Madrid agrees but says there may be a higher level of expectation of Arambula from his colleagues. For example, Arambula could cite his trial experience in the debate over corporal punishment, Madrid said.
“There is no better person who will be looked to than Mr. Arambula to introduce legislation to that effect and to see if he has personally made a change,” Madrid said. “It would behoove Assemblyman Arambula to be the leader on changing this type of behavior, not only at a personal level but at a political and professional level.”
What Will Happen in 2020?
“It would behoove Assemblyman Arambula to be the leader on changing this type of behavior, not only at a personal level but at a political and professional level.” — Republican strategist Mike Madrid
Arambula gave no indication whether he would run for a third term in 2020.
Maviglio doubts any other Democrat would challenge Arambula. Using the issue of the trial wouldn’t work, he said.
“That would be brutally ugly. I don’t see how any Democrat can do that. That would be actively discouraged by Democrat officials,” Maviglio said.
Maviglio, however, does see a potential opening for Republicans.
“Anything that moved that seat into the danger zone is always worrisome to Democrats in Sacramento,” Maviglio said.
Madrid said the seat is Arambula’s if he wants to run again. There will be no other Democrat challenging him.
“I don’t think there is anything egregious enough as a political professional to suggest that there is a higher level of vulnerability,” Madrid said.
Maviglio notes that most people don’t know who their assemblyman is in the first place.

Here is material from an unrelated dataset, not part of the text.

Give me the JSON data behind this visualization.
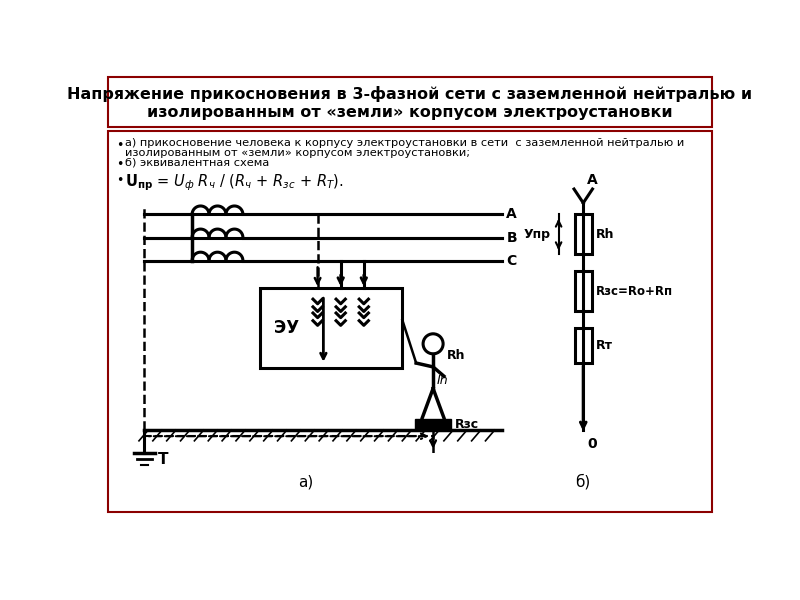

“If this is the only thing they associate with Arambula, that is not particularly good news,” Maviglio said.
A Republican Challenger?
Whether there is a viable Republican to run against Arambula is another story.

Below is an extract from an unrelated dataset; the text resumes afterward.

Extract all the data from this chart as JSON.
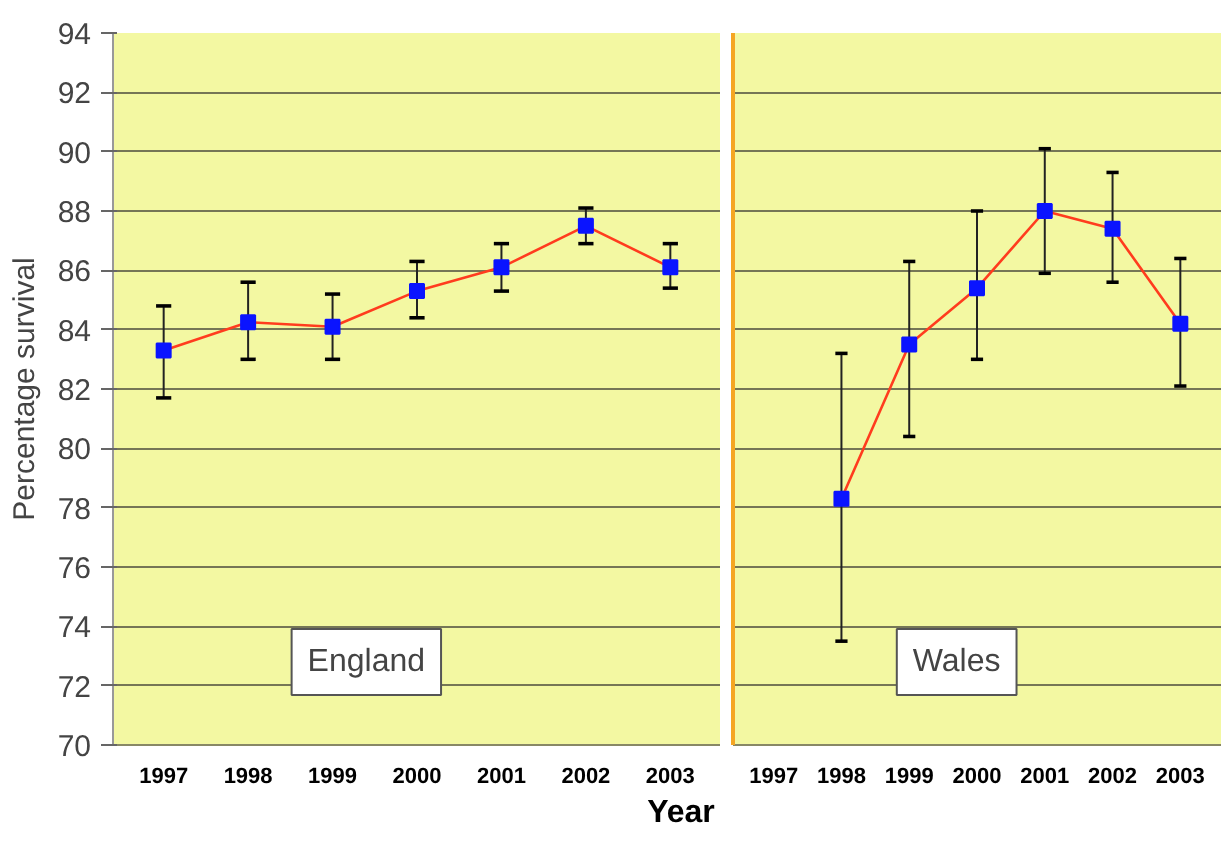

Arambula defeated Lupe Espinoza by 30 points in the 2018 general election; and defeated Clint Olivier twice in 2016 — by 14 points in a special election and by 28 points in the regular general election.
Another problem for a potential Republican challenger: President Donald Trump at the top of the ticket. Maviglio thinks that could increase Democratic turnout, benefiting Arambula.

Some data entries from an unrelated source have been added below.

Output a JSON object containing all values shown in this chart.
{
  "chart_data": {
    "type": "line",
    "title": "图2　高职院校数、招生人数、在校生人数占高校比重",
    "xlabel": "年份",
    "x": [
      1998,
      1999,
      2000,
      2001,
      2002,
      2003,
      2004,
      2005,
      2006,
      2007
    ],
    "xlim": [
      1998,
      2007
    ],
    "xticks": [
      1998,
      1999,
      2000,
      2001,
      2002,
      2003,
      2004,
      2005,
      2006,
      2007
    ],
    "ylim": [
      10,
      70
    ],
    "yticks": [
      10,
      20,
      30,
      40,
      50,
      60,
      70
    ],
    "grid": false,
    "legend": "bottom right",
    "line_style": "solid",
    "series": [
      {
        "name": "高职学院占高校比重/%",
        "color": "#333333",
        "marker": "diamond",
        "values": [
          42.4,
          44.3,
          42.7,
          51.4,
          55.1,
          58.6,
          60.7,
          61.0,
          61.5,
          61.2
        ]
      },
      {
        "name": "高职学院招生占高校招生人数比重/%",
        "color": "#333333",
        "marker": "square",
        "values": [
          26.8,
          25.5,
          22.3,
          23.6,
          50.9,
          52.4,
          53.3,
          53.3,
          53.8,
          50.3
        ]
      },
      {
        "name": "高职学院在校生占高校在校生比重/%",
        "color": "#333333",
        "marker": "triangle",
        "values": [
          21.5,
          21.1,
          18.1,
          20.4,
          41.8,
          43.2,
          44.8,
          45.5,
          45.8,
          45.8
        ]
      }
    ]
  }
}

Madrid says there is no viable Republican challenger, especially with a not-guilty verdict.
When Fresno police arrested Arambula last December, Fresno County Republican Party chairman Fred Vanderhoof called for his resignation.
Vanderhoof didn’t repeat that call after the verdict.
“It’s been a painful trial to watch for everyone. It’s a sad state of affairs,” Vanderhoof said.
He did say there is a Republican in line to run against Arambula next year but did not share the name.